Cuando se encendieron las pantallas y la música comenzó a sonar (puntual, justo a tiempo) varios padres hicieron el mismo movimiento: cogieron a sus hijos, de unos diez o doce años, y los alzaron para que pudieran ver a Billie Eilish aparecer en el escenario. Mis pensamientos son rápidos, y lo primero que se me pasó por la cabeza fue la salida de la Virgen del Rocío, que cada año la ponen por televisión y siempre hay algún padre que lanza a su hijo para que esté lo más cerca posible de la virgen.
Pero Billie Eilish no pertenece al paraíso (al menos no por ahora). Ella no sube al cielo, ella baja al infierno. Al infierno de la depresión, de la ansiedad, de la angustia y del síndrome de Tourette, que hace poco confesó que padece.
Billie tiene el don de conectar con su música con la parte más oscura de nosotros mismos. Y después de tocarnos cantarnos donde nos duele, nos dice que nos quiere. Un poco como Lady Gaga cuando era rara y quería ser la madre de todos los "monstruos", un poco también como aquel joven Tim Burton que me volvía loca cuando yo tenía diez o doce años, y que si mi padre hubiera tenido la oportunidad de llevarme a conocer también me habría alzado para que pudiera ver a mi ídolo, a esa persona que me hacía sentir comprendida, con mis propios ojos.
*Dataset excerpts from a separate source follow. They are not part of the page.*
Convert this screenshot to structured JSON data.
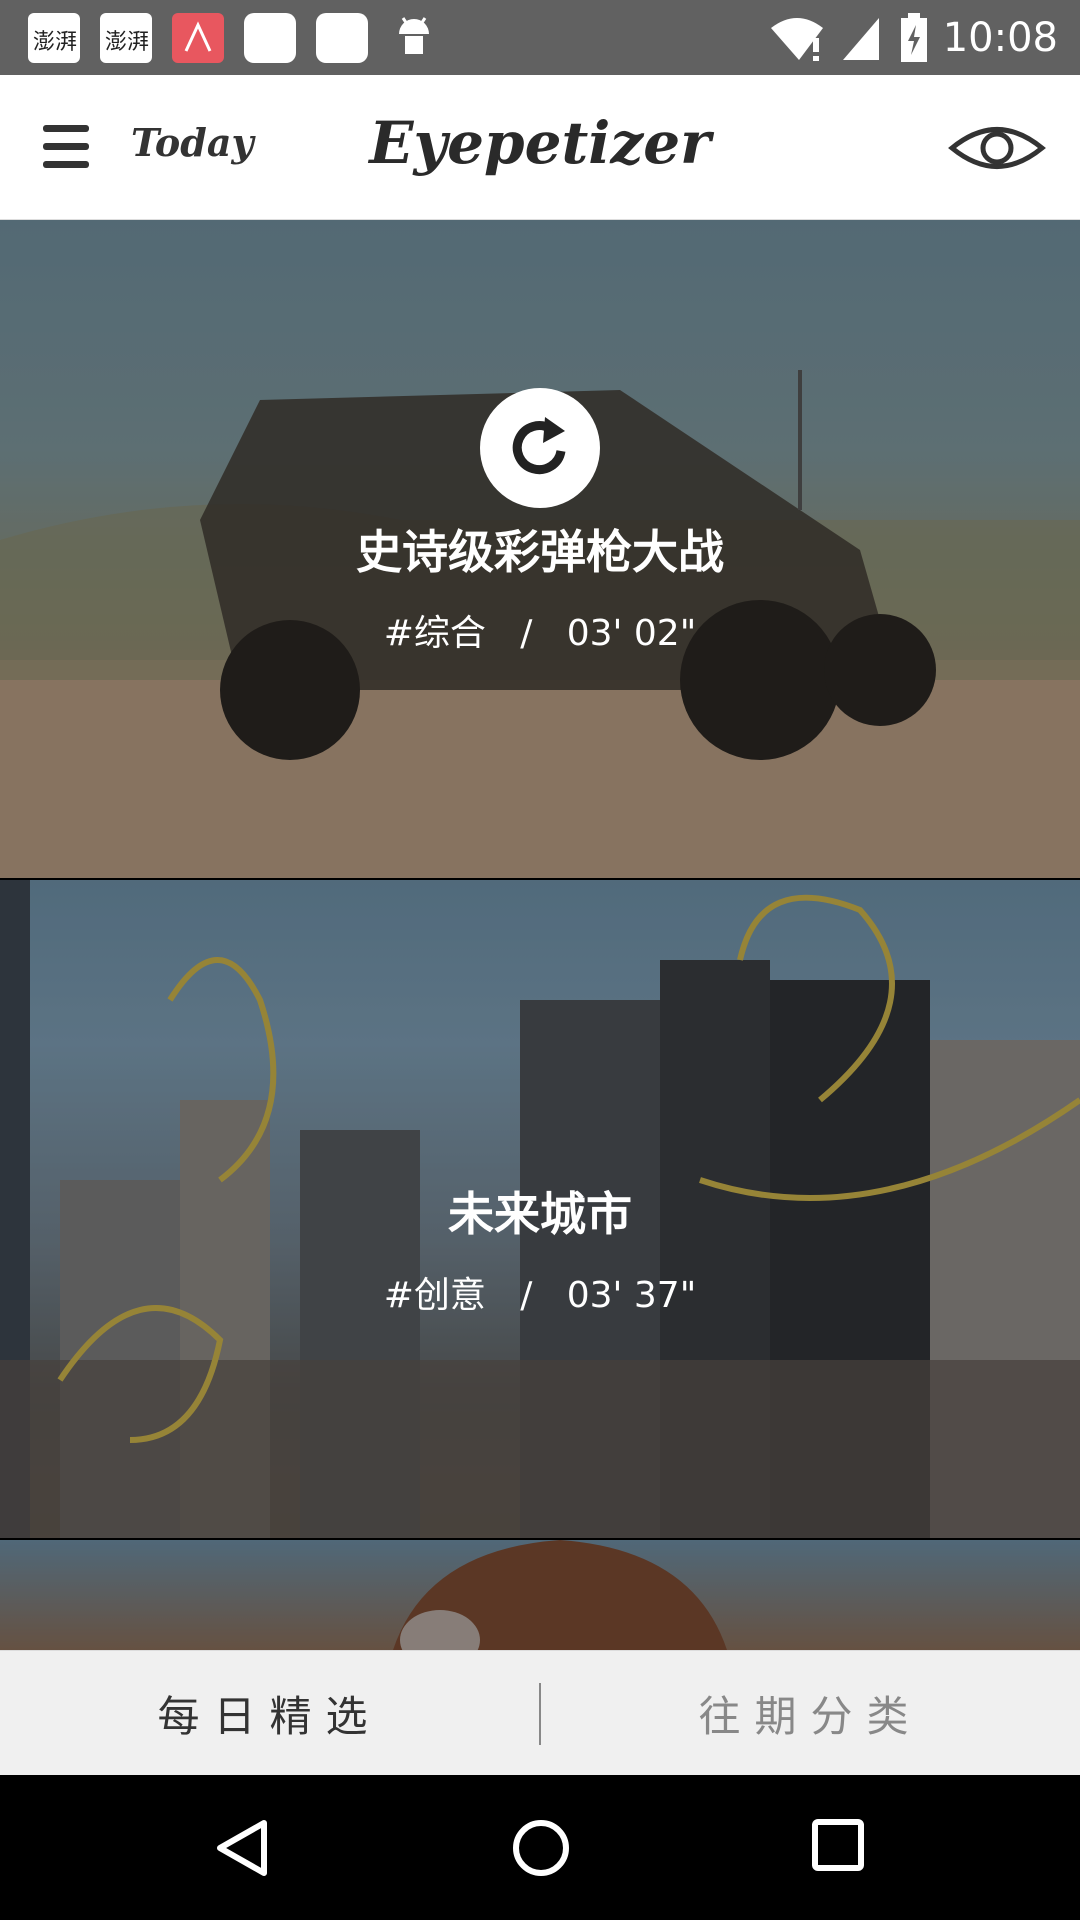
{
  "status_bar": {
    "time": "10:08",
    "notifications": [
      "澎湃",
      "澎湃"
    ]
  },
  "app_bar": {
    "today_label": "Today",
    "title": "Eyepetizer",
    "icons": [
      "menu-icon",
      "eye-icon"
    ]
  },
  "feed": {
    "cards": [
      {
        "title": "史诗级彩弹枪大战",
        "category": "#综合",
        "separator": "/",
        "duration": "03' 02\""
      },
      {
        "title": "未来城市",
        "category": "#创意",
        "separator": "/",
        "duration": "03' 37\""
      }
    ]
  },
  "tabs": {
    "daily": "每日精选",
    "categories": "往期分类"
  },
  "nav": {
    "icons": [
      "back-icon",
      "home-icon",
      "recents-icon"
    ]
  }
}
Fue un concierto genial. Con la gente de pie, saltando y gritando. Con un temazo tras otro. Con dos esguines, uno en cada tobillo de Billie Eilish. Con baladas gigantes para una chica tan joven. Con un eructo furtivo y aplaudido. Con una verdadera estrella sobre el escenario. Interesante, sensual, divertida y adolescente. Vamos, otro rollo.